One doesn’t want to be too cynical, but there are powerful economic forces, like the drug companies, very happy to see the range of problems for which their products will be distributed increased as much as possible. The expanded range of symptoms for which treatment can be given will also appeal to some doctors who, working under all sorts of pressures to get through as many patients as possible, will find a quick diagnosis and obvious prescription easier than dealing with the patient. And I’m sure patients demand it as well. No one wants to feel unhappy and everyone would like a pill to make those feelings go away.

But the result isn’t good. Lane describes the effects of the expanded  DSM . First,

the massive expansion of mild psychiatric disorders, with ever-lower thresholds, has taken resources and attention from the truly chronic ones. Biological psychiatry is now completely dominant in American psychiatry, and has been for several decades, but the results and reliability it promised have proven mostly elusive (the current success rate stands at three per cent of all defined mental disorders).

Rather than expanding their focus, to address environment factors and patient testament, researchers are now doubling-down on the need to pursue ‘biomarkers’ even more exclusively. Drug regimens also come with a litany of side effects, many of them serious, so it matters greatly that people do  not  receive treatments they don’t in fact need.

That’s why the stakes are high.
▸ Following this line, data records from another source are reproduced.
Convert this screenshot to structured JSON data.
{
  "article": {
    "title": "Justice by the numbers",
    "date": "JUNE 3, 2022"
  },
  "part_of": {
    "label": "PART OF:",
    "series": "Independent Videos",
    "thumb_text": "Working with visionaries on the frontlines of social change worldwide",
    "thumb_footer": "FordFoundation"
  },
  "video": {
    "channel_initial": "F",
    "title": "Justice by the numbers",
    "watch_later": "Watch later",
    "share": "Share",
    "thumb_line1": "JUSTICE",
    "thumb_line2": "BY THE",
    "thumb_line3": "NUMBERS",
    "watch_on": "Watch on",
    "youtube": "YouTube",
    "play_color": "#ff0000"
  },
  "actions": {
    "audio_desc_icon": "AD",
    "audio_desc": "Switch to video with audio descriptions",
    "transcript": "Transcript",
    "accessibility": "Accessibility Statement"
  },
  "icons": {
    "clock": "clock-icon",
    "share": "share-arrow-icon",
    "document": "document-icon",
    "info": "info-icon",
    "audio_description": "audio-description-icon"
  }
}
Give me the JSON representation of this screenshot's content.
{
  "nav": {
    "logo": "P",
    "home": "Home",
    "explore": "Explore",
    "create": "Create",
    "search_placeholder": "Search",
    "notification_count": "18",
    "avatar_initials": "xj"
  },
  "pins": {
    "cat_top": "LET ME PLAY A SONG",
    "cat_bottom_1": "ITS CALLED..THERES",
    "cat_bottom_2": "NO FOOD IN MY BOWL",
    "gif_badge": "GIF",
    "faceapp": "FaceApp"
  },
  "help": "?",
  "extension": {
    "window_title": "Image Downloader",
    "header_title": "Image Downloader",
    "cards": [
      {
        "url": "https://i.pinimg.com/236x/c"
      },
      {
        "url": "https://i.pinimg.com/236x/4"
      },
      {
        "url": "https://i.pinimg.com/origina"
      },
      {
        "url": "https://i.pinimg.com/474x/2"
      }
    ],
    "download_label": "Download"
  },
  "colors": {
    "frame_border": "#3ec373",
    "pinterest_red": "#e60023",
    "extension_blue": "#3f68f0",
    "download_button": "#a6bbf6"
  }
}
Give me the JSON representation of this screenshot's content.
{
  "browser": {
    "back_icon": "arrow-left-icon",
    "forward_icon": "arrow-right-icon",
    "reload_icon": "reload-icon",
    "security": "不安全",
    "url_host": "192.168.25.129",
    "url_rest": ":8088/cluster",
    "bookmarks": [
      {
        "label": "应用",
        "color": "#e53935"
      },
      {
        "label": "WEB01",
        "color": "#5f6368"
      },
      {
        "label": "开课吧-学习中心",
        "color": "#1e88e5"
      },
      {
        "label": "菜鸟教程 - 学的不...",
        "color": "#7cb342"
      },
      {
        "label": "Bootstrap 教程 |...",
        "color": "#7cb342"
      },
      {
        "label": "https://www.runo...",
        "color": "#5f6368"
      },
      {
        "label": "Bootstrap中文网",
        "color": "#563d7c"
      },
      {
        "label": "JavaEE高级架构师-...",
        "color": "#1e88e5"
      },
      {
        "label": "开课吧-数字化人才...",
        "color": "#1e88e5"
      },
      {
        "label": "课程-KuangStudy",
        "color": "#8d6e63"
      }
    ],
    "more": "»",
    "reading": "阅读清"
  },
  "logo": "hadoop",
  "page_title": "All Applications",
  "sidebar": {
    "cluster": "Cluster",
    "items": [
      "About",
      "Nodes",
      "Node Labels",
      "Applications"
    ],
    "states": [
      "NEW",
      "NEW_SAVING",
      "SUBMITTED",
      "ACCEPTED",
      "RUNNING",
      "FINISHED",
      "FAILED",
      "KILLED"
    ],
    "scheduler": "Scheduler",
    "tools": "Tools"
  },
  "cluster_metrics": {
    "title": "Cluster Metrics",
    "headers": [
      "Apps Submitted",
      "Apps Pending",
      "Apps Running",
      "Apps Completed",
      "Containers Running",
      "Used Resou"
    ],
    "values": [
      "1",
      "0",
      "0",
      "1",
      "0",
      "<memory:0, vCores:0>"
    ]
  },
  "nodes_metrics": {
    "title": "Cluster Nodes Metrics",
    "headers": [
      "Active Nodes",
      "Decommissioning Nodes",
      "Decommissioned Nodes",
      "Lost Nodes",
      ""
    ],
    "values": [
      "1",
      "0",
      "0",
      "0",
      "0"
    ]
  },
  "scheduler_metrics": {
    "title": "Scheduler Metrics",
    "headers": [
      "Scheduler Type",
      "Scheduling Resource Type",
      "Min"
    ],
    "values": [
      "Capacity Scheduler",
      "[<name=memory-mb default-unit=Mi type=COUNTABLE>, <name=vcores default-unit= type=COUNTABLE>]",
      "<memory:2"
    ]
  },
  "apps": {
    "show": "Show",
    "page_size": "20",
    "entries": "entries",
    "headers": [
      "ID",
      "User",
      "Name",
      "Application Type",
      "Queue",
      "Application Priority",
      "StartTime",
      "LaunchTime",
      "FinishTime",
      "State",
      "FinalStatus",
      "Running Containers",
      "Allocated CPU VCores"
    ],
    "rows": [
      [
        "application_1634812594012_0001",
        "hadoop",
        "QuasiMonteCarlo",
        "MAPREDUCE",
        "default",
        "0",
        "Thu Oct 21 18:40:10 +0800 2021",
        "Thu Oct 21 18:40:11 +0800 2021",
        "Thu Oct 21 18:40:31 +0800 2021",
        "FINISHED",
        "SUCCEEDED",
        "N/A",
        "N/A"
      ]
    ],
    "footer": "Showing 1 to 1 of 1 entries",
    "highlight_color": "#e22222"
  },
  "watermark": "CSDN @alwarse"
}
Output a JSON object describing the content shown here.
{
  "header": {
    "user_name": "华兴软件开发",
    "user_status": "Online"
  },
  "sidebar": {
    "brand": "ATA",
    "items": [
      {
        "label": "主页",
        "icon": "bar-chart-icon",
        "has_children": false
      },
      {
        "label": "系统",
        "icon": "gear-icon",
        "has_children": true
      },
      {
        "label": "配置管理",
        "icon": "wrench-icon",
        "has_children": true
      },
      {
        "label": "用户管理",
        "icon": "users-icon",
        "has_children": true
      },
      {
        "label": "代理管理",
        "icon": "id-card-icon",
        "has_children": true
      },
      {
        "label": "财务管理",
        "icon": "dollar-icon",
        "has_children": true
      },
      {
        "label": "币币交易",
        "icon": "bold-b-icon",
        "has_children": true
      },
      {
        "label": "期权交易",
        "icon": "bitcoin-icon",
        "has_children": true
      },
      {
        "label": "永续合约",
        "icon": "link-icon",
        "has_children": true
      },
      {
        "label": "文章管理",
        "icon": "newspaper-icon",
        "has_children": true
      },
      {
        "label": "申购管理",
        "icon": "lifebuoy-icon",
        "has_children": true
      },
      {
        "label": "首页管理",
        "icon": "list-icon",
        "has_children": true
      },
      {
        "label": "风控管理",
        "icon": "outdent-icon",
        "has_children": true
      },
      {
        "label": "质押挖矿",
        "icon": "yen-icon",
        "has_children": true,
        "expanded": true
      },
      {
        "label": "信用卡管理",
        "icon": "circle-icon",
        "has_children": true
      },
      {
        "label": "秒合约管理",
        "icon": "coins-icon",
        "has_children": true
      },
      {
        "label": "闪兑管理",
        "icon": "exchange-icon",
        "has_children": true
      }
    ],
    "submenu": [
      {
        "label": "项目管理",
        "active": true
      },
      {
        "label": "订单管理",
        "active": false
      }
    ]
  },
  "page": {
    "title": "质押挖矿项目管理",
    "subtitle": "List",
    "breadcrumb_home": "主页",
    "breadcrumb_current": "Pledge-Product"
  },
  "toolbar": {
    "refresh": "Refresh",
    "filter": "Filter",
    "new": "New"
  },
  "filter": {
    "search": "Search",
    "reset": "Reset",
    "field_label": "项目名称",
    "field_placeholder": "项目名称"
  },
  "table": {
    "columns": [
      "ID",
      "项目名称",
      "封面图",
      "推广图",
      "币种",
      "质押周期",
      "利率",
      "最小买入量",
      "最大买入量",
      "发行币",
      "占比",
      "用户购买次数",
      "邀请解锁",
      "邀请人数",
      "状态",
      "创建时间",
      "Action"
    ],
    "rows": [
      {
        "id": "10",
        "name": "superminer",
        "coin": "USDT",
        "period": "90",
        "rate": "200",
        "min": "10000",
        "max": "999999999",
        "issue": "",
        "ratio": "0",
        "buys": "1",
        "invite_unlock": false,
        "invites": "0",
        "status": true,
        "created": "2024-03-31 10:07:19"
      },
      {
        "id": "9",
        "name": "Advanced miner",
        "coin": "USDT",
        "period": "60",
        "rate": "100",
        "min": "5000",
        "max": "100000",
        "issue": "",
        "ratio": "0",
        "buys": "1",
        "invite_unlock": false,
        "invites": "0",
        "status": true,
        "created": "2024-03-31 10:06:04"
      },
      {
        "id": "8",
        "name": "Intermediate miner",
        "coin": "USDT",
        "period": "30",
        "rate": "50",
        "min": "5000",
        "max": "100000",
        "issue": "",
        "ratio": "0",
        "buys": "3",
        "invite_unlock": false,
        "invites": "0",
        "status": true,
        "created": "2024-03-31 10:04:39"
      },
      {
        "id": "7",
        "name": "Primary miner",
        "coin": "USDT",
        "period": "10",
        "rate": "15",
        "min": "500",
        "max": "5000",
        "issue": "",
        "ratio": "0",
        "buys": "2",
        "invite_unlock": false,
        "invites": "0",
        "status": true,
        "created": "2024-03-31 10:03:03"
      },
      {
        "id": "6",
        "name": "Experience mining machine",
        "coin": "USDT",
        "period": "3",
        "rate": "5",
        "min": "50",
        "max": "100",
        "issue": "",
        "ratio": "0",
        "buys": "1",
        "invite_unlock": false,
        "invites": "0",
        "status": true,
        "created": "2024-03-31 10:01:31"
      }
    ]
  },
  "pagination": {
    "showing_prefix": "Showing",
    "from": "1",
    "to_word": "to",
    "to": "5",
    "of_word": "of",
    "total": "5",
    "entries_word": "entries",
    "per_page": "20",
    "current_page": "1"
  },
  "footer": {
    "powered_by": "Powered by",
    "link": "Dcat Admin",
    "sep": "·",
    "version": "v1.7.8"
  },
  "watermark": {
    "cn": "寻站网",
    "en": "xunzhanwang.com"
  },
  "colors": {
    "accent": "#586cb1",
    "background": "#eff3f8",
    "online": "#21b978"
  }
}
The  DSM  isn’t just an interesting map, as Simon Wessely [a professor psychiatry at the University of London] put it most inaccurately, as if it were purely descriptive, its effects broadly theoretical; it’s also a legal document facilitating the medication of millions, often after just minutes of consultation. It’s also a manual that’s highly prescriptive in its adjustment of norms and shrinking of normalcy — witness the new possibility to diagnosis depression among mourners after just 14 days.